It was a beautiful mild Sunday afternoon at the Biltmore and we were looking for a great spot for lunch. The diverse menu and nice patio drew us in so we decided to try out Blanco.
Blanco is what you'd expect of a Mexican restaurant at the Biltmore: stepped up versions of your typical favorites such as burritos, enchiladas, and tacos of course :). We started with the ceviche ($13). It was presented beautifully with a lot of seafood (lump crab and shrimp) and vegetables in a delightful tangy citrus marinade. There were a lot of very roughly chopped, large chunks of vegetables such as cucumber and celery in it though which made it hard to eat with tortilla chips without cutting them into smaller pieces. The largest piece I saw was a 2 inch section of celery.

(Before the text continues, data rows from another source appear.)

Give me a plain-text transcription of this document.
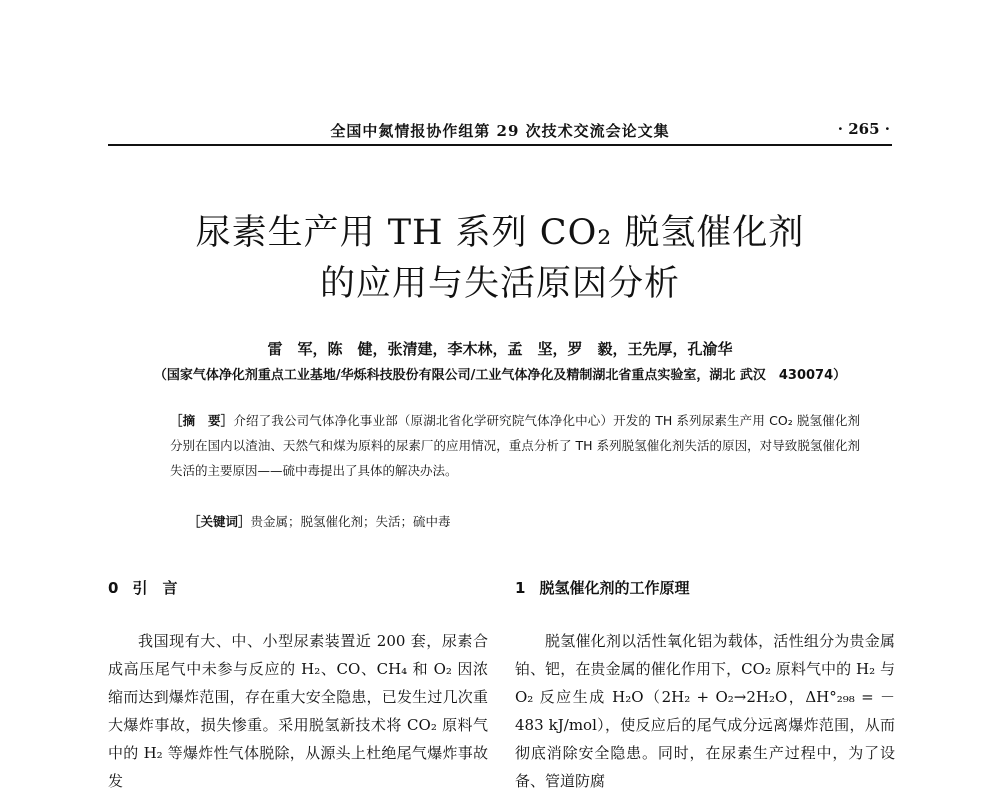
全国中氮情报协作组第 29 次技术交流会论文集	· 265 ·
尿素生产用 TH 系列 CO₂ 脱氢催化剂
的应用与失活原因分析
雷　军，陈　健，张清建，李木林，孟　坚，罗　毅，王先厚，孔渝华
（国家气体净化剂重点工业基地/华烁科技股份有限公司/工业气体净化及精制湖北省重点实验室，湖北 武汉　430074）
［摘　要］介绍了我公司气体净化事业部（原湖北省化学研究院气体净化中心）开发的 TH 系列尿素生产用 CO₂ 脱氢催化剂分别在国内以渣油、天然气和煤为原料的尿素厂的应用情况，重点分析了 TH 系列脱氢催化剂失活的原因，对导致脱氢催化剂失活的主要原因——硫中毒提出了具体的解决办法。
［关键词］贵金属；脱氢催化剂；失活；硫中毒
0 引　言

我国现有大、中、小型尿素装置近 200 套，尿素合成高压尾气中未参与反应的 H₂、CO、CH₄ 和 O₂ 因浓缩而达到爆炸范围，存在重大安全隐患，已发生过几次重大爆炸事故，损失惨重。采用脱氢新技术将 CO₂ 原料气中的 H₂ 等爆炸性气体脱除，从源头上杜绝尾气爆炸事故发

1 脱氢催化剂的工作原理

脱氢催化剂以活性氧化铝为载体，活性组分为贵金属铂、钯，在贵金属的催化作用下，CO₂ 原料气中的 H₂ 与 O₂ 反应生成 H₂O（2H₂ + O₂→2H₂O，ΔH°₂₉₈ = －483 kJ/mol），使反应后的尾气成分远离爆炸范围，从而彻底消除安全隐患。同时，在尿素生产过程中，为了设备、管道防腐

They definitely like everything large and chunky in that ceviche!
I ordered the chicken mole which had a lovely kaleidoscope of colors on my plate from the earthy colored chicken, reddish Spanish rice, and multicolored vegetables topping the plate. The chicken was tender but there were a few bits of gristle in some bites I took, and the mole sauce was good but very sweet compared to other versions I've tried.
Service was attentive and drinks were refilled as needed. Our total for 4 iced teas, one appetizer and 4 entrees was around $85.
Overall it was a pleasant meal and if I'm in the area its a good option for dining.